The researchers will continue to follow the women in the study to determine whether women with a Recurrence Score of 11 to 25 also can skip chemotherapy or whether they benefit from it.

“For those seeking confirmation that this assay can identify a cohort of patients who should be spared chemotherapy, this result is both reassuring and frustrating,” said Clifford Hudis, M.D., chief of the Breast Cancer Medicine Service at Memorial Sloan-Kettering Cancer Center, in an invited commentary that was published along with the research article. Dr. Hudis also is a member of the Professional Advisory Board.

He continued, “For patients in this new ‘lower risk’ group, it is clearly helpful, if broadly anticipated. However, for the many physicians already using the test, the gap between this cutoff point of 10 and the higher ‘standard’ cutoff point of 18 may be a concern. Some others will wonder whether chemotherapy is beneficial or indicated even in patients with scores up to 25. If chemotherapy is effective in this newly defined intermediate-risk group (score 11 to 25), then examination of the subgroup of patients with scores of 11 to 17 will be critical, since there will be two conflicting guides to their treatment that need to be reconciled: the cutoff point used in this trial and the previously available cutoff point that is associated with the commercial test.”

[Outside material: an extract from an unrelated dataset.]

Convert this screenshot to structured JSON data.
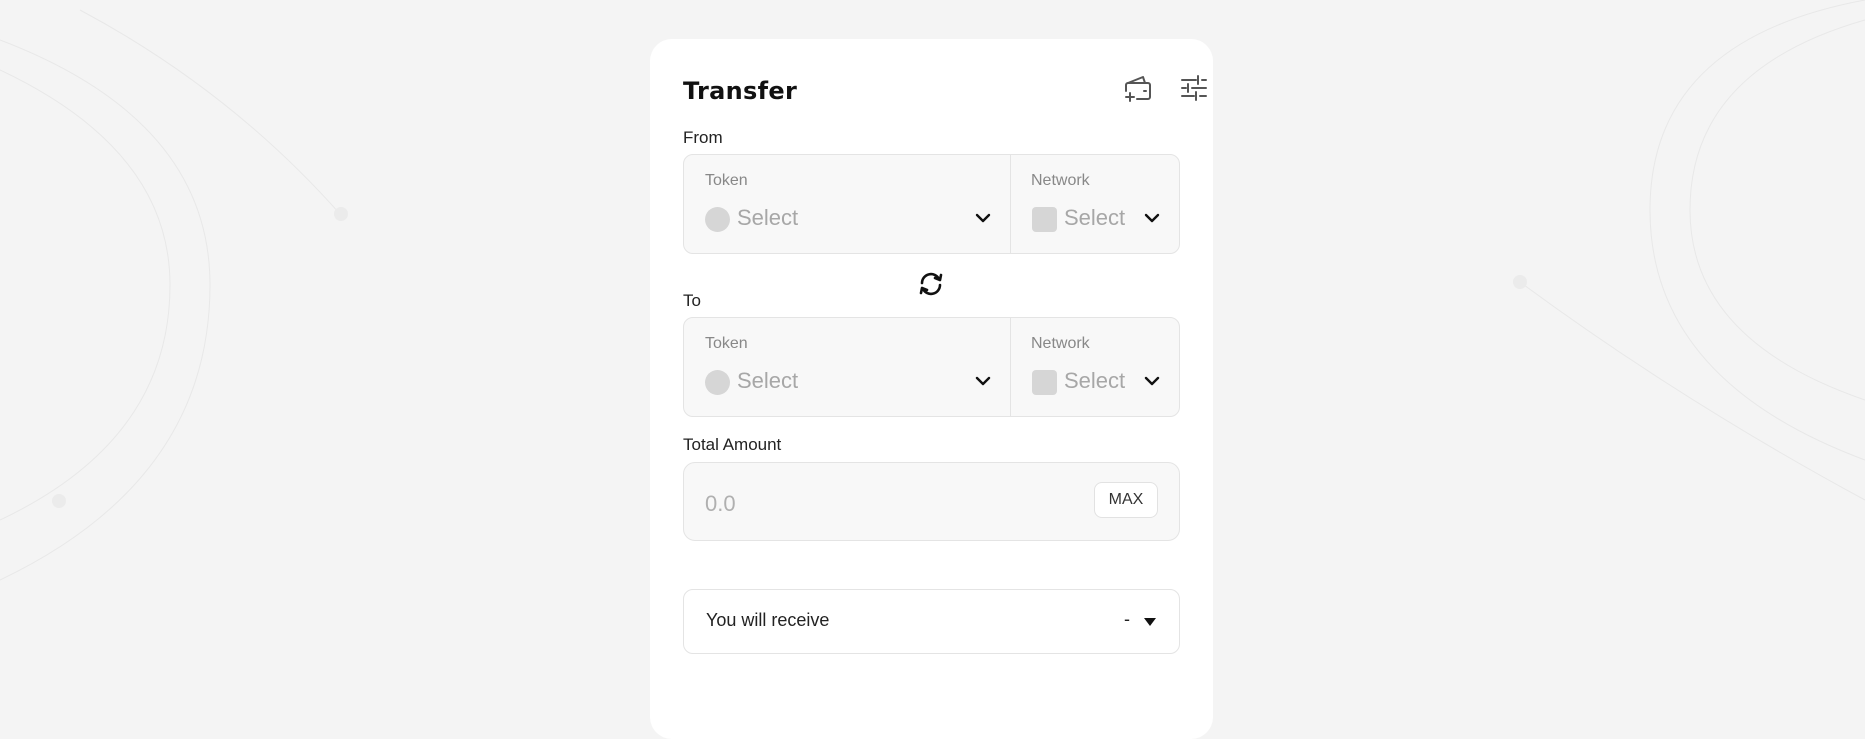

If you’ve been diagnosed with early-stage, hormone-receptor-positive breast cancer and are weighing the pros and cons of adding chemotherapy to your treatment plan, the Oncotype DX test may help you and your doctor make that decision. Besides any genomic test results, you and your doctor will consider other factors when developing your treatment plan, such as:

  • your age
  • the size of the cancer
  • hormone receptor protein levels
  • the grade of the cancer
  • any other health conditions you have
  • your personal preferences

Together, you can make the best treatment decisions for YOU!